Betty found a good spot to park her camper under a tree. Both of us were hungry by now, so we pulled the food she had prepared for us out of the ice box and we ate before heading down the hill to join the enthusiastic audience. We found ourselves an area on one of the benches lined up under the trees, and settled down to enjoy the music. Several groups performed, with avid applause between each set. When the program was over we hiked back to her camper and settled down for a good night’s sleep.
The next morning, after sharing fruit and cereal from her icebox, we decided to go on a hike. Walking up the hill we discovered that there were various bands scattered here and there along the trail, rehearsing their music. Later we walked back to listen to the performances scheduled on the stage, and I was glad the benches were in shade under the trees, so the hot afternoon sun was not a problem.

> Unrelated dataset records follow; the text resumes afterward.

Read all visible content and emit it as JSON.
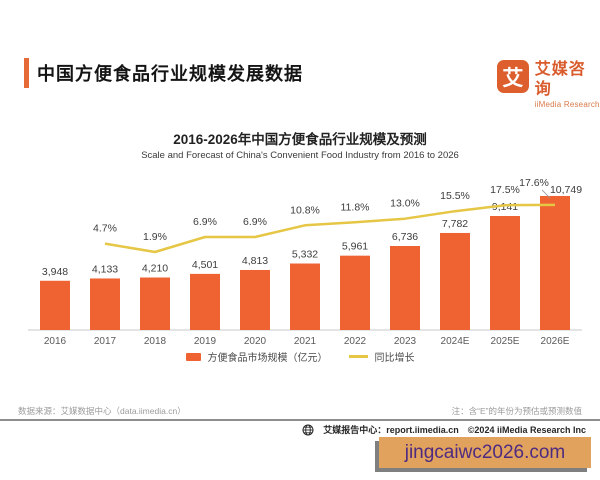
{
  "header": {
    "title": "中国方便食品行业规模发展数据"
  },
  "logo": {
    "glyph": "艾",
    "name_cn": "艾媒咨询",
    "name_en": "iiMedia Research"
  },
  "chart_data": {
    "type": "bar",
    "title": "2016-2026年中国方便食品行业规模及预测",
    "subtitle": "Scale and Forecast of China's Convenient Food Industry from 2016 to 2026",
    "categories": [
      "2016",
      "2017",
      "2018",
      "2019",
      "2020",
      "2021",
      "2022",
      "2023",
      "2024E",
      "2025E",
      "2026E"
    ],
    "series": [
      {
        "name": "方便食品市场规模（亿元）",
        "type": "bar",
        "values": [
          3948,
          4133,
          4210,
          4501,
          4813,
          5332,
          5961,
          6736,
          7782,
          9141,
          10749
        ],
        "labels": [
          "3,948",
          "4,133",
          "4,210",
          "4,501",
          "4,813",
          "5,332",
          "5,961",
          "6,736",
          "7,782",
          "9,141",
          "10,749"
        ],
        "color": "#EE6331"
      },
      {
        "name": "同比增长",
        "type": "line",
        "unit": "%",
        "values": [
          null,
          4.7,
          1.9,
          6.9,
          6.9,
          10.8,
          11.8,
          13.0,
          15.5,
          17.5,
          17.6
        ],
        "labels": [
          "",
          "4.7%",
          "1.9%",
          "6.9%",
          "6.9%",
          "10.8%",
          "11.8%",
          "13.0%",
          "15.5%",
          "17.5%",
          "17.6%"
        ],
        "color": "#E6C645"
      }
    ],
    "legend_position": "bottom",
    "grid": false,
    "value_axis_hidden": true
  },
  "footer": {
    "source_left": "数据来源：艾媒数据中心（data.iimedia.cn）",
    "note_right": "注：含“E”的年份为预估或预测数值",
    "report_center": "艾媒报告中心：report.iimedia.cn",
    "copyright": "©2024   iiMedia Research Inc"
  },
  "watermark": "jingcaiwc2026.com",
  "colors": {
    "bar": "#EE6331",
    "line": "#E6C645",
    "accent": "#E66A38",
    "logo": "#DD5F2D",
    "watermark_bg": "#E0A25D",
    "watermark_text": "#4E2B81"
  }
}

Betty had friends here who belonged to her group “Singles on Wheels.” They also had arrived in their campers to enjoy the festival. When evening came, they built a campfire and circled it with chairs brought from their campers. I was invited to sit down, but to my shock the chair collapsed and there I was sitting on the ground.
The “Singles on Wheels” group talked around their fire for some time, but Betty was the only one I knew, so I went back to her little camper, raided the icebox, and carried my food back to where I could watch the performers. Betty joined me and we stayed up having a good time watching the performers and listening to the songs, melodies, syncopations, and improvisations until the concert was over. We hiked back to her camper, hit the hay, and slept very well.
In the morning we made a final raid on the ice box and then got on the road. Betty drove us safely back to her house. From there, I drove myself home, where I plugged in my tapes of jazz music and re-lived the concert.